Approximate nutrition per serving: 471kcal / 34.3g fat / 17.7g saturated fat / 21.6g total carbs / 4.6g fibre / 17g net carbs / 19g protein.

  • 4 organic grass-fed lamb cutlets
  • 1 clove garlic, crushed
  • 1 organic butternut squash, about 800g
  • 2 tablespoons grass-fed ghee / butter
  • A few sprigs fresh rosemary, finely chopped
  • A handful of fresh mint, finely chopped

For the mint sauce:

Approximate nutrition per serving: 4kcal / 0.2g fat / 0.4g total carbs / 0.2g fat / 0.1g protein.

  • 2 tablespoons organic, raw, unfiltered apple cider vinegar (preferably containing “mother”, I use Raw Health)
  • 2 tablespoons fresh mint, finely chopped
  • 1 tablespoon water

Adapt quantities to taste.



  1. Preheat the oven to 180º C.
  2. Melt 1 tablespoon of the ghee in a ceramic dish. Place the cutlets with the crushed garlic clove and a few leaves of rosemary into the dish, flipping them over to ensure they are evenly coated in ghee. Place into the oven and cook to preference. I like my lamb to be pink in the middle so find that 20 minutes is usually long enough but it will depend on the thickness of the cutlet and your oven.
  3. Whilst the lamb is roasting, chop the butternut squash into small cubes, removing the skin, and steam until tender, roughly 8 minutes.

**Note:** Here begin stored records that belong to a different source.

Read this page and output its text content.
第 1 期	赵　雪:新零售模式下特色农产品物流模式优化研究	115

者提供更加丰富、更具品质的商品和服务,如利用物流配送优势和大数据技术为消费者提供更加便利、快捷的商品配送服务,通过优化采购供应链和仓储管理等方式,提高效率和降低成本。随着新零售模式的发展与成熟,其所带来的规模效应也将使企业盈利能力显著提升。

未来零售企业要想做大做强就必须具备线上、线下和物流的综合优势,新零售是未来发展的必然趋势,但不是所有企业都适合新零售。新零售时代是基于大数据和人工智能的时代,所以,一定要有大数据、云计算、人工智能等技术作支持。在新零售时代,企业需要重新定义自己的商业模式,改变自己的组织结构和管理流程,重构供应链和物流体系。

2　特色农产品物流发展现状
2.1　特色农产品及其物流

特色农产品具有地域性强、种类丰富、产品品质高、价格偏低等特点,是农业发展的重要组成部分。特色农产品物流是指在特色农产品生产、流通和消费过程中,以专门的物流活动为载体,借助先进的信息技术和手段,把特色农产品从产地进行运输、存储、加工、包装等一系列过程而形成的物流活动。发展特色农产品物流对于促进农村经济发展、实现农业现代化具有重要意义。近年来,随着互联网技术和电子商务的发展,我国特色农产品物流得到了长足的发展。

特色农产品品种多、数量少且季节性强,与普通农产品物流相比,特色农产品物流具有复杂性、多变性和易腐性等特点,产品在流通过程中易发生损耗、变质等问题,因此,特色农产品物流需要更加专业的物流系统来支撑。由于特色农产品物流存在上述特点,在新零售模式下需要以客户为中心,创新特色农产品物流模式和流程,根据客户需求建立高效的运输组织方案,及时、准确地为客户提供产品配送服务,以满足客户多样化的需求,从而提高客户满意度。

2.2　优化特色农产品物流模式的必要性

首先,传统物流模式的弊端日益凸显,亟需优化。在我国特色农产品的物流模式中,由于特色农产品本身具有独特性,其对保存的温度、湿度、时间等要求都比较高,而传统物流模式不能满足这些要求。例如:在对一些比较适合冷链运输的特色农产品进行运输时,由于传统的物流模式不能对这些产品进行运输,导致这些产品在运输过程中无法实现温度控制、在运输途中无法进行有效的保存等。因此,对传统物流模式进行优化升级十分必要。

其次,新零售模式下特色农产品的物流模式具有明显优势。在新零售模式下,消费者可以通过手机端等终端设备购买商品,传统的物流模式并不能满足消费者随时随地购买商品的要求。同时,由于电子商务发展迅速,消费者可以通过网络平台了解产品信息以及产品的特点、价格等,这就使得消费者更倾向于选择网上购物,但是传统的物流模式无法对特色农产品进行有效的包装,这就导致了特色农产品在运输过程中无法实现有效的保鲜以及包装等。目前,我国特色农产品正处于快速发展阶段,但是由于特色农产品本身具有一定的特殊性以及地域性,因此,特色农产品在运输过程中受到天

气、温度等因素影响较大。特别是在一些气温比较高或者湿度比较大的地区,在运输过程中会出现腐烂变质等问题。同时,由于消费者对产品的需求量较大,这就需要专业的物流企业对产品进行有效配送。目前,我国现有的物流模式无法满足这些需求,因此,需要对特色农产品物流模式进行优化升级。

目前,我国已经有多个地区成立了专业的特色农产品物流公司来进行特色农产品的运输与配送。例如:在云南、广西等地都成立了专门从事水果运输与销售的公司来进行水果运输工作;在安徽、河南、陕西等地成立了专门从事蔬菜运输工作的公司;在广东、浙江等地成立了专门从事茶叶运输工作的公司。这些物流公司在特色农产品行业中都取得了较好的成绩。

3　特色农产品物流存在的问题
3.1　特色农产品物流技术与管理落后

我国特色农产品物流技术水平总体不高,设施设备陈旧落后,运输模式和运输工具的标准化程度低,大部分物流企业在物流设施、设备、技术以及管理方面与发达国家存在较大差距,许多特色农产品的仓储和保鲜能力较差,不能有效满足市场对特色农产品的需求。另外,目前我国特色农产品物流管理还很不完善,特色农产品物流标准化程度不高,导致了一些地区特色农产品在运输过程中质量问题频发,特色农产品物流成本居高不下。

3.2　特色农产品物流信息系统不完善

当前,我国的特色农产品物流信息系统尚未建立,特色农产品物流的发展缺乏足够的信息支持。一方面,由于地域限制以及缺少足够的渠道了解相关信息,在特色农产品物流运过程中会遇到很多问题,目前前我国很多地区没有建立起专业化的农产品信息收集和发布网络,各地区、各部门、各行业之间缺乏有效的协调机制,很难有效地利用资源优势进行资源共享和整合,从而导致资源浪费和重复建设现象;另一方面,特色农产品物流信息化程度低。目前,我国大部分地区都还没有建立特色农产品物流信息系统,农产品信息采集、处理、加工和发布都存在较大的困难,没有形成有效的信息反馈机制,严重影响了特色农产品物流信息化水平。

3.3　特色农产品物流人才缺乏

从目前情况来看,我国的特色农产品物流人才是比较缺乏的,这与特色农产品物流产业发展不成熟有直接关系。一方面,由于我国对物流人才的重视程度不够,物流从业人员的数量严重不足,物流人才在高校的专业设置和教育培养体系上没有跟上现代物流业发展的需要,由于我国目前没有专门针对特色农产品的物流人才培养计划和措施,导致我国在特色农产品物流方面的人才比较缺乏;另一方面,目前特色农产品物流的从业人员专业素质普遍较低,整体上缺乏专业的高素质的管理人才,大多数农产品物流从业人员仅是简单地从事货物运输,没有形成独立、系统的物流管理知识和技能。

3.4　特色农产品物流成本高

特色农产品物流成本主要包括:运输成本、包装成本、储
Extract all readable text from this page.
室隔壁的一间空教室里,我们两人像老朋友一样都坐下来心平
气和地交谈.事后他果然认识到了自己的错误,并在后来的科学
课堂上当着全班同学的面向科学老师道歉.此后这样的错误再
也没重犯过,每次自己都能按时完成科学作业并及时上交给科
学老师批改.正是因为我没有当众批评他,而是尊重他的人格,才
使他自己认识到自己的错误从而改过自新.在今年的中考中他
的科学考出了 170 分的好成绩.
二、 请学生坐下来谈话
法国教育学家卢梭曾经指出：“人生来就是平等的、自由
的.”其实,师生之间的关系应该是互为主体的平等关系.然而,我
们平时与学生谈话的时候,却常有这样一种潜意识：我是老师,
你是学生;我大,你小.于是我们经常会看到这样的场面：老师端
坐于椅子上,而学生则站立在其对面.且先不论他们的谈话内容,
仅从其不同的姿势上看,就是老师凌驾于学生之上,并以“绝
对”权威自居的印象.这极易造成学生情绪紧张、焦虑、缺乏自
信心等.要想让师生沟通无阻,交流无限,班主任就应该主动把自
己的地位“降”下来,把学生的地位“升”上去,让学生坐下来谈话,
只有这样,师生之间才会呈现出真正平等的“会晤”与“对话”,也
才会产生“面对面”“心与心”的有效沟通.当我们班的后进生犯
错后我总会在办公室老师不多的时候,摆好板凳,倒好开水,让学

Transfer to a food processor along with the remaining tablespoon of ghee and some finely chopped rosemary. Blitz until smooth.
  4. Make the mint sauce by mixing the apple cider vinegar, mineral water and fresh mint in a ramekin. Alter the quantities of apple cider vinegar and water to taste.
  5. Reheat the mash.
  6. When the lamb is cooked, remove from the oven and stir some of the juices into the mash.
  7. Serve with a drizzle of mint sauce.